Her tactics have now changed. Her most recent way of phrasing things actually does tug on the one string that really does strike a chord with me. My parent's health. Just tonight she said again (and this is not the first time), "Well, you know, ya' fatha' and I aren't getting any younga'. We could die. If ya fatha and I die, we have it all taken care of. You just bring in this little slip of paper and it's all paid fo'. I guess I betta' set aside some money so they could fly ya' home in case of an emergency."

"Mom, you and Dad AREN'T going to die anytime soon." I reassure her.

"Well, one day we will Jen. So don't be mad at us when we do. We all gotta go." She says.

I say, "I know but you're not going to die now. You have too much living still to do. Are you taking care of yourself? What about those dance lessons? Are you walking? You have to stick around long enough to see my kids, mom. So you can't die yet!"

"I'm tryin," she says."I went walking the other day and I'm trying to convince ya' fatha' to start Waltz lessons. I think your fatha's trying to lose weight now." She says to reassure me.

I know they want me home. Every day is precious. I think about my family and especially my parents. Yet I'm always thinking about nations, students, people, and what God is doing around the world too. My heart has been formed this way and I don't think it's going to change anytime soon. I don't want to have regrets for not being around or missing out on their lives but I don't want to have regrets for not doing what's in my heart to do either. Can I have the best of both worlds?
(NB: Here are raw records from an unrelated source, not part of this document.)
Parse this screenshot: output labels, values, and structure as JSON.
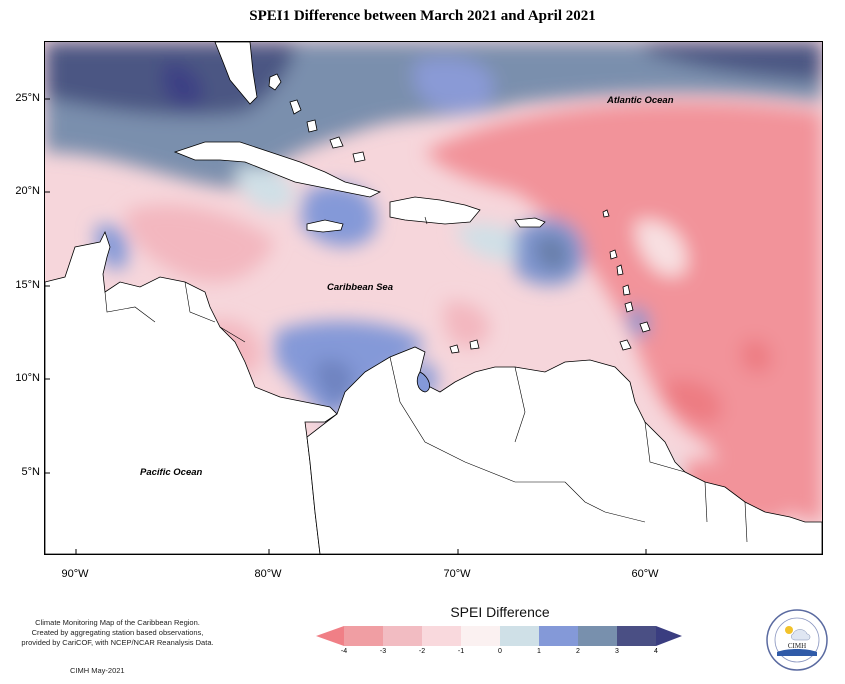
{
  "title": "SPEI1 Difference between March 2021 and April 2021",
  "map": {
    "ocean_labels": {
      "atlantic": "Atlantic Ocean",
      "caribbean": "Caribbean Sea",
      "pacific": "Pacific Ocean"
    },
    "lat_labels": [
      "25°N",
      "20°N",
      "15°N",
      "10°N",
      "5°N"
    ],
    "lon_labels": [
      "90°W",
      "80°W",
      "70°W",
      "60°W"
    ]
  },
  "legend": {
    "title": "SPEI Difference",
    "ticks": [
      "-4",
      "-3",
      "-2",
      "-1",
      "0",
      "1",
      "2",
      "3",
      "4"
    ],
    "colors": [
      "#f07f86",
      "#f09ea3",
      "#f2bcc2",
      "#f9d9dd",
      "#fbf1f1",
      "#cfe0e7",
      "#8499d8",
      "#7890ad",
      "#4a4f84",
      "#3a3d80"
    ]
  },
  "info": {
    "line1": "Climate Monitoring Map of the Caribbean Region.",
    "line2": "Created by aggregating station based observations,",
    "line3": "provided by CariCOF, with NCEP/NCAR Reanalysis Data.",
    "credit": "CIMH May-2021"
  },
  "logo": {
    "text": "CIMH"
  }
}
If so, sign me up.

Walking out the things that I know I'm supposed to do, atleast in this season of my life is going to require a new measure of wisdom and direction. And I know it's coming. In the meantime, it's an interesting and challenging balancing act and sometimes I feel caught in the middle. I guess that's my cross to bear.

I am a firm believer that as we dream, consider the future, and think about life, it is also important to take one step at a time. All you can do is what is placed before you for the day. All we have to live for is today. So I refuse to look too far ahead and lose sight of living today. Of course that doesn't mean I'm not making plans, asking people for their thoughts and their wisdom and trying to figure out the best option for me in the future. I absolutely believe that God will direct my steps, so I'm not worried about it, but I am interested and looking to see what the future holds and in my mind the best option would be the best of both worlds -- having my family and traveling to the nations too. We shall see! One thing I know is that whatever it looks like, it's going to be good for all of us!

2 comments:

No(dot dot)el said...

I will have you know that Gina and I both scolded mom for this conversation that she was bragging about with us. We told her how evil it was that she tries to guilt you into coming home and that she needs to stop post haste. We shall see if she listens. She not the greatest when it comes to listening when it's something she doesn't really want to hear.
Jen- be free. We love you exactly the way you are- know that!!

akshaye said...

Jen its tough on all mum's to be away from their kids. But she sounds like a sweetheart - and I see where you get all your kindness from! Beautiful post.